Hopwin wrote:
What is the magic number police use? 20 feet? I don't think a handgun is worth **** against someone you know unless you're willing to cap them from quite a distance.
21 feet, but that number is subject to quite a few caveats.
As for whether a handgun is worth **** against someone you know, distance isn't really relevant. What makes it worth a **** is the willingness to cap them, period, especially since handguns aren't really designed for use at much of a distance anyhow. That can be harder against someone you know, and it won't necessarily be easy against someone you don't. The bottom line, however, is that you need to make up your mind that you want to survive. You may feel like **** afterwards, but you'll be alive to feel like ****.
The 21 foot rule is the distance at which a person not expecting an attack (as in, not expecting the person to attack them, not completely unaware of the attacker's presence) can reasonably expect to draw and fire before an attacker with a knife can stab them.
If the person with the gun has any sort of advance warning, already has their gun out, or both, the distance decreases. Other factors can increase the distance. That's also the distance for just one shot; to get more shots off requires more distance.
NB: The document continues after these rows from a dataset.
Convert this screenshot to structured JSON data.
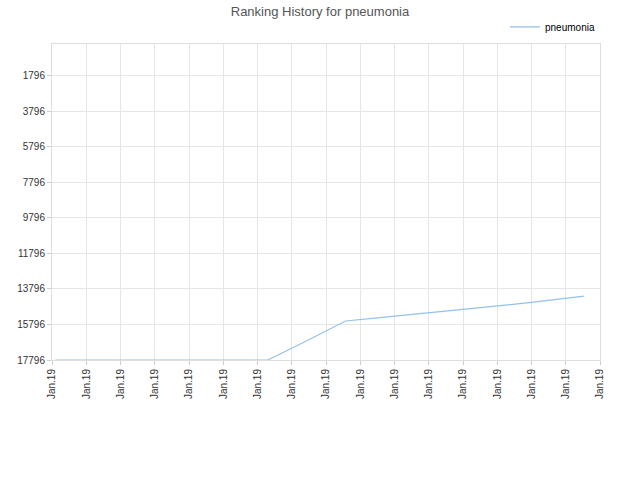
{
  "chart_data": {
    "type": "line",
    "title": "Ranking History for pneumonia",
    "series": [
      {
        "name": "pneumonia",
        "color": "#92c2ec",
        "x": [
          0.1,
          6.3,
          7.4,
          8.57,
          9.5,
          11,
          12.5,
          14,
          15.53
        ],
        "values": [
          17796,
          17796,
          16750,
          15600,
          15420,
          15150,
          14850,
          14550,
          14200
        ]
      }
    ],
    "xlim": [
      0,
      16
    ],
    "xticks": [
      {
        "value": 0,
        "label": "Jan.19"
      },
      {
        "value": 1,
        "label": "Jan.19"
      },
      {
        "value": 2,
        "label": "Jan.19"
      },
      {
        "value": 3,
        "label": "Jan.19"
      },
      {
        "value": 4,
        "label": "Jan.19"
      },
      {
        "value": 5,
        "label": "Jan.19"
      },
      {
        "value": 6,
        "label": "Jan.19"
      },
      {
        "value": 7,
        "label": "Jan.19"
      },
      {
        "value": 8,
        "label": "Jan.19"
      },
      {
        "value": 9,
        "label": "Jan.19"
      },
      {
        "value": 10,
        "label": "Jan.19"
      },
      {
        "value": 11,
        "label": "Jan.19"
      },
      {
        "value": 12,
        "label": "Jan.19"
      },
      {
        "value": 13,
        "label": "Jan.19"
      },
      {
        "value": 14,
        "label": "Jan.19"
      },
      {
        "value": 15,
        "label": "Jan.19"
      },
      {
        "value": 16,
        "label": "Jan.19"
      }
    ],
    "ylim": [
      17796,
      0
    ],
    "yticks": [
      1796,
      3796,
      5796,
      7796,
      9796,
      11796,
      13796,
      15796,
      17796
    ],
    "grid": true,
    "legend": "top right"
  }
}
The purpose of the rule is to illustrate to people that just because the other guy has a knife and you have a gun doesn't mean you've gunned down a helpless person if you shoot them 20 feet away, a favorite line of criminal-sympathizing fools and people who can't accept that their family member was a thug or drug dealer or something. A knife is a deadly weapon and should be treated as such.
In any case, the rule is not very applicable to the situation of self-defense against an aggressive ex, since the defender already knows the attacker is hostile when he or she sees them, which is a warning. The attacker may get around this by sneaking up, but it's highly unlikely that the defender will see the attacker standing there and regard them as just another person on the street.